Argentina just had elections this past Sunday, which resulted in a significant loss of power for the Kirchners. This is significant for my project because, as I have been realizing over these past few weeks, human rights projects here are tied to politics in a way that makes them vulnerable to shifts in popularity and power experienced by their political allies. The Kirchners have used human rights as a main component of their platform since assuming power six years ago. Since then various groups, such as the Asociacion Madres de Plaza de Mayo, have accepted both their money and support. This has proven both beneficial and complicated. Some members of Argentine society perceive alliances between politicians and human rights organizations as merely a strategy to gain sympathy and/or popularity while pursuing a less heartwarming agenda behind the scenes. Others see a partnership between the Kirchners and various human rights organizations as natural and beneficial to the causes promoted by these organizations. Either way, a shift in power to politicians who are less inclined to support a human rights agenda raises the issue of how these organizations will fare without the benefit of political allies.

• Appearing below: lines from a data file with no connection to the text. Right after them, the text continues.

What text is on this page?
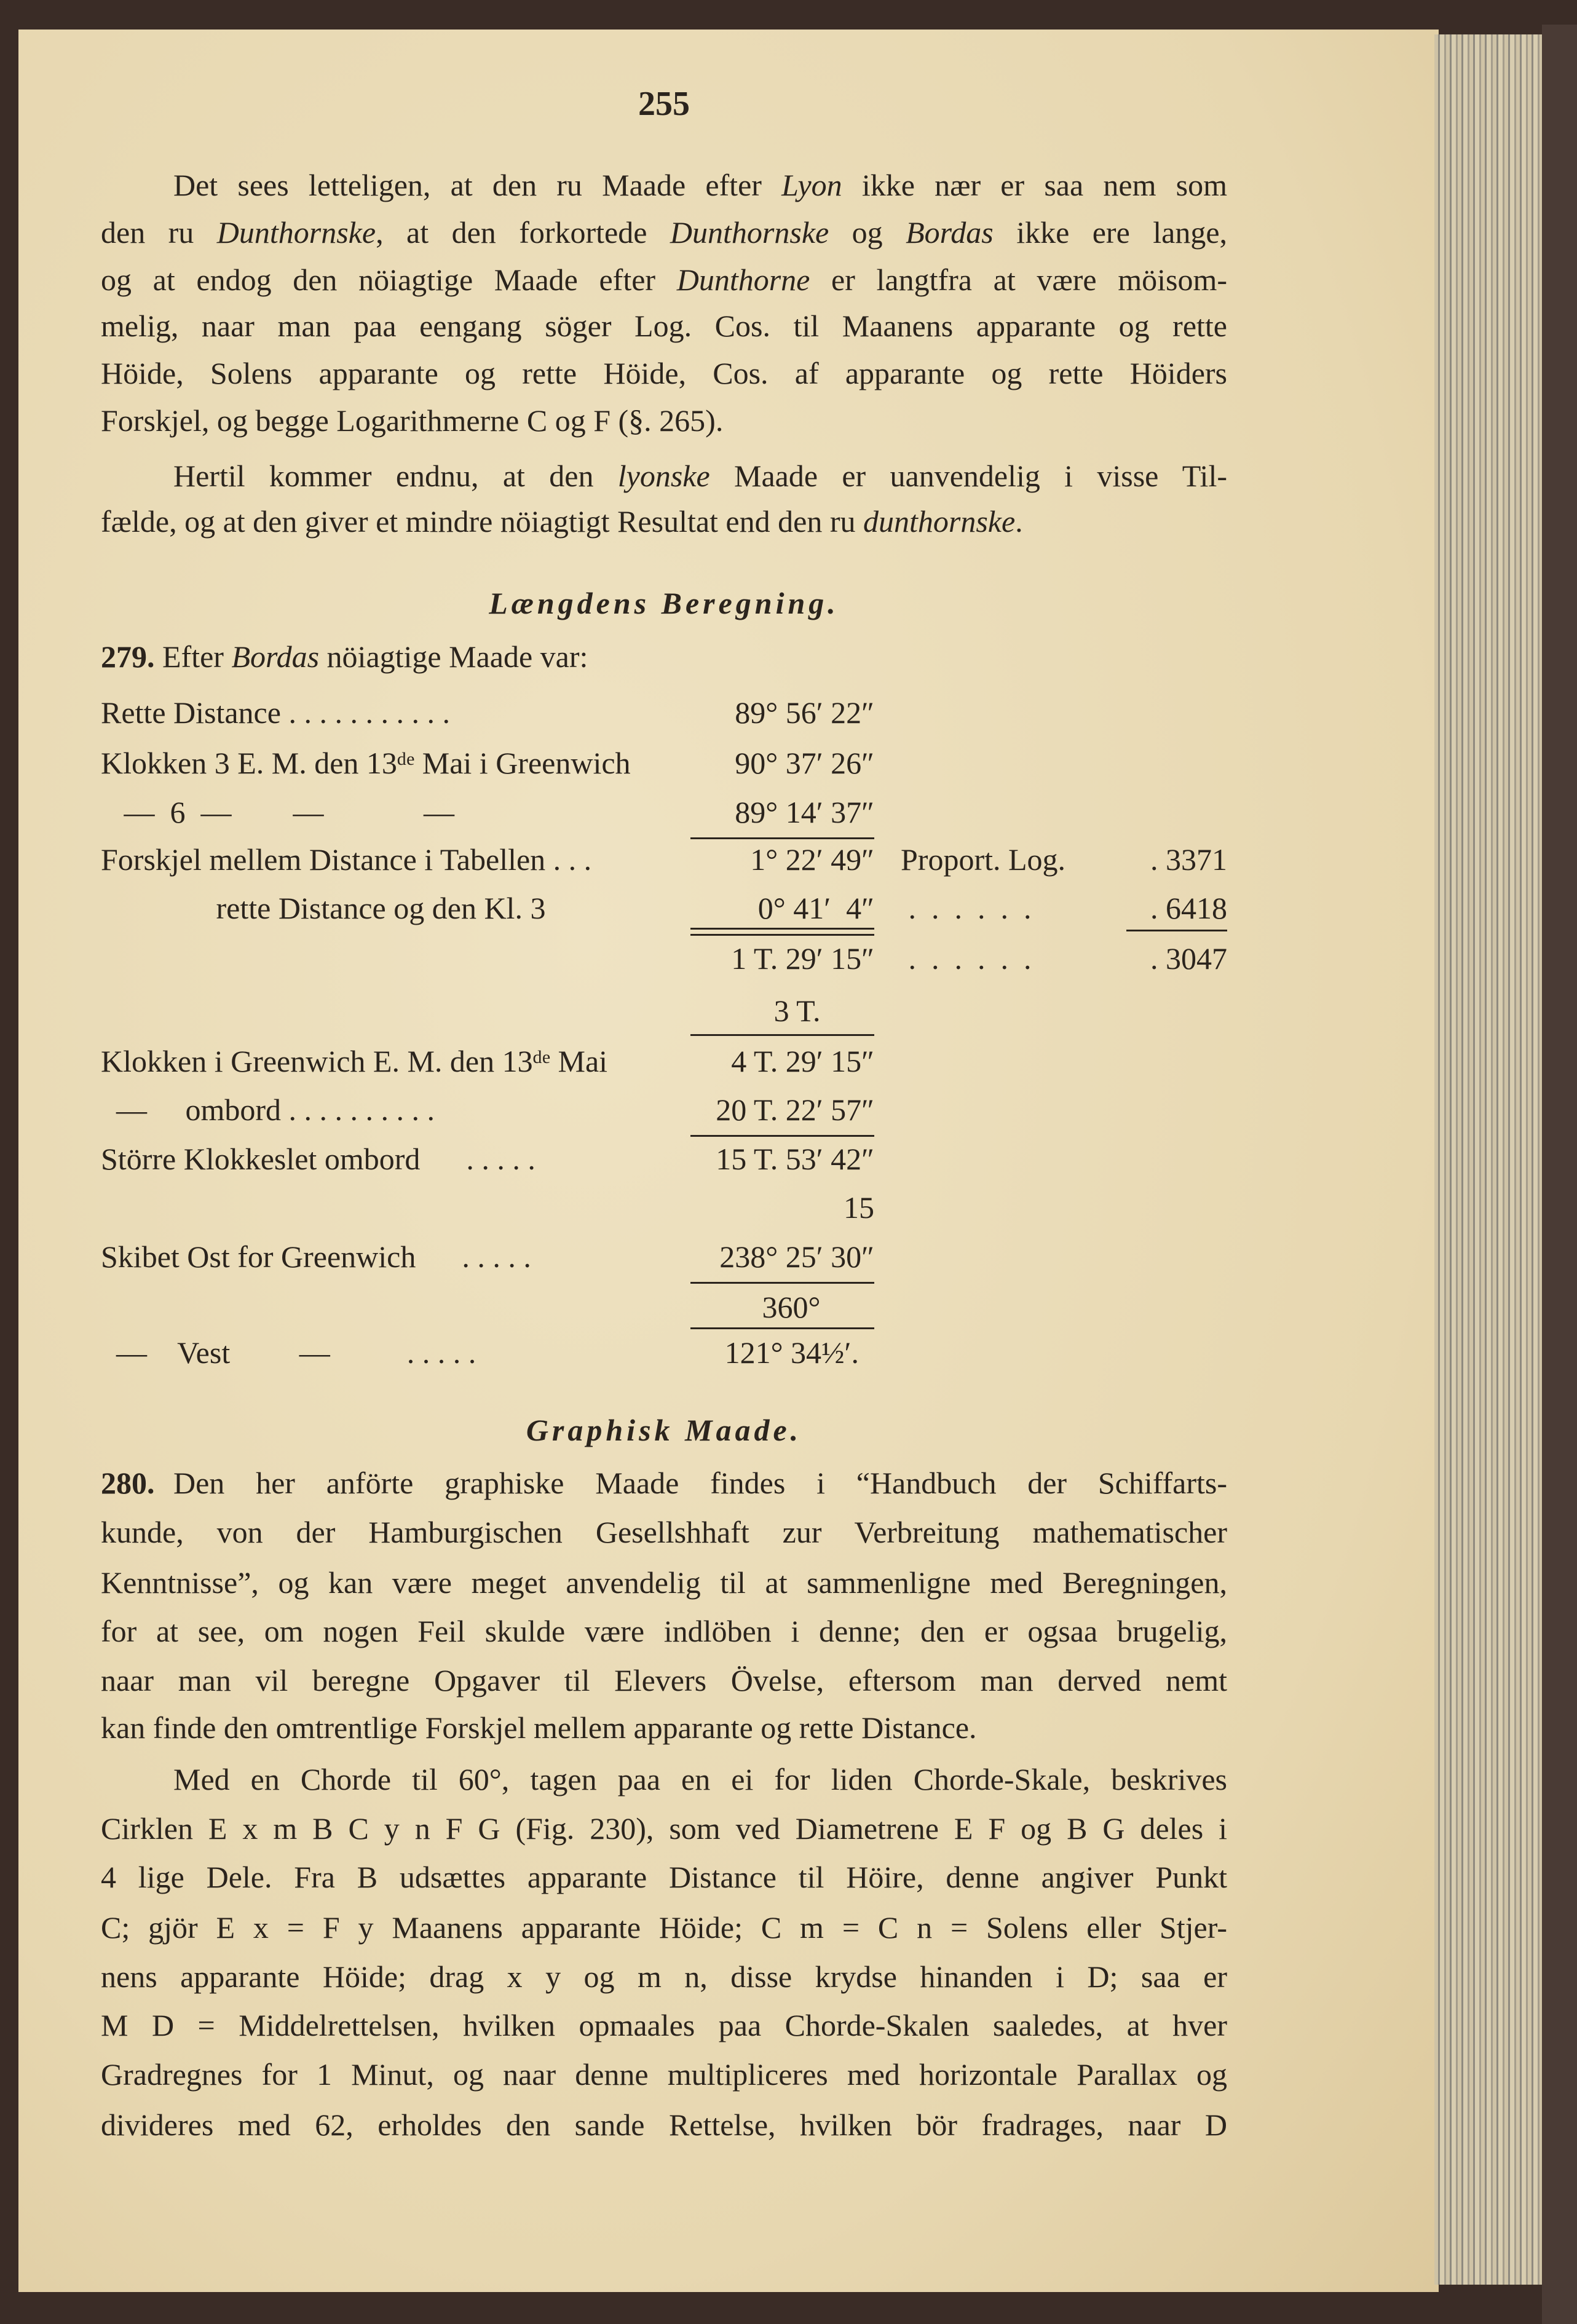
255
Det sees letteligen, at den ru Maade efter Lyon ikke nær er saa nem som
den ru Dunthornske, at den forkortede Dunthornske og Bordas ikke ere lange,
og at endog den nöiagtige Maade efter Dunthorne er langtfra at være möisom-
melig, naar man paa eengang söger Log. Cos. til Maanens apparante og rette
Höide, Solens apparante og rette Höide, Cos. af apparante og rette Höiders
Forskjel, og begge Logarithmerne C og F (§. 265).
Hertil kommer endnu, at den lyonske Maade er uanvendelig i visse Til-
fælde, og at den giver et mindre nöiagtigt Resultat end den ru dunthornske.
kunde, von der Hamburgischen Gesellshhaft zur Verbreitung mathematischer
Kenntnisse”, og kan være meget anvendelig til at sammenligne med Beregningen,
for at see, om nogen Feil skulde være indlöben i denne; den er ogsaa brugelig,
naar man vil beregne Opgaver til Elevers Övelse, eftersom man derved nemt
kan finde den omtrentlige Forskjel mellem apparante og rette Distance.
Med en Chorde til 60°, tagen paa en ei for liden Chorde-Skale, beskrives
Cirklen E x m B C y n F G (Fig. 230), som ved Diametrene E F og B G deles i
4 lige Dele. Fra B udsættes apparante Distance til Höire, denne angiver Punkt
C; gjör E x = F y Maanens apparante Höide; C m = C n = Solens eller Stjer-
nens apparante Höide; drag x y og m n, disse krydse hinanden i D; saa er
M D = Middelrettelsen, hvilken opmaales paa Chorde-Skalen saaledes, at hver
Gradregnes for 1 Minut, og naar denne multipliceres med horizontale Parallax og
divideres med 62, erholdes den sande Rettelse, hvilken bör fradrages, naar D
Længdens Beregning.
Graphisk Maade.
279. Efter Bordas nöiagtige Maade var:
Rette Distance . . . . . . . . . . .	89° 56′ 22″
Klokken 3 E. M. den 13ᵈᵉ Mai i Greenwich	90° 37′ 26″
—  6  —        —             —	89° 14′ 37″
Forskjel mellem Distance i Tabellen . . .	1° 22′ 49″ Proport. Log.	. 3371
rette Distance og den Kl. 3	0° 41′  4″ .  .  .  .  .  .	. 6418
1 T. 29′ 15″ .  .  .  .  .  .	. 3047
3 T.
Klokken i Greenwich E. M. den 13ᵈᵉ Mai	4 T. 29′ 15″
—     ombord . . . . . . . . . .	20 T. 22′ 57″
Större Klokkeslet ombord      . . . . .	15 T. 53′ 42″
15
Skibet Ost for Greenwich      . . . . .	238° 25′ 30″
360°
—    Vest         —          . . . . .	121° 34½′.
280. Den her anförte graphiske Maade findes i “Handbuch der Schiffarts-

As I wrap up my time here in Buenos Aires I am both grateful to all of the people who have been so generous with their time and resources and sad to be leaving with so many questions left to explore. I have been lucky enough to have spent time with a variety of people, from representatives of human rights organizations such as the Abuelas de Plaza de Mayo and HIJOS, to the Defensora del Pueblo de la Ciudad de Buenos Aires. I’ve even had some extremely interesting conversations with several taxi drivers.
One challenging aspect of studying collective memory is trying to define what comprises the actual collectivity, and how to measure or gauge its various memories. This challenge has also opened up various new ways of thinking about the human rights movement here in Argentina, and the impulse to memorialize the violence of the last dictatorship. Who the repression of that era affected, or continues to affect, is in and of itself, a tricky question to answer. I have struggled to understand how so many Argentines exclude themselves from memory of the dictatorship based on their sense that it has no bearing on their lives, or that of their loved ones. I’ve only begun to explore this aspect of collective memory, and will sadly not be able to pursue it in person, but I know that it has important implications for my project as a whole.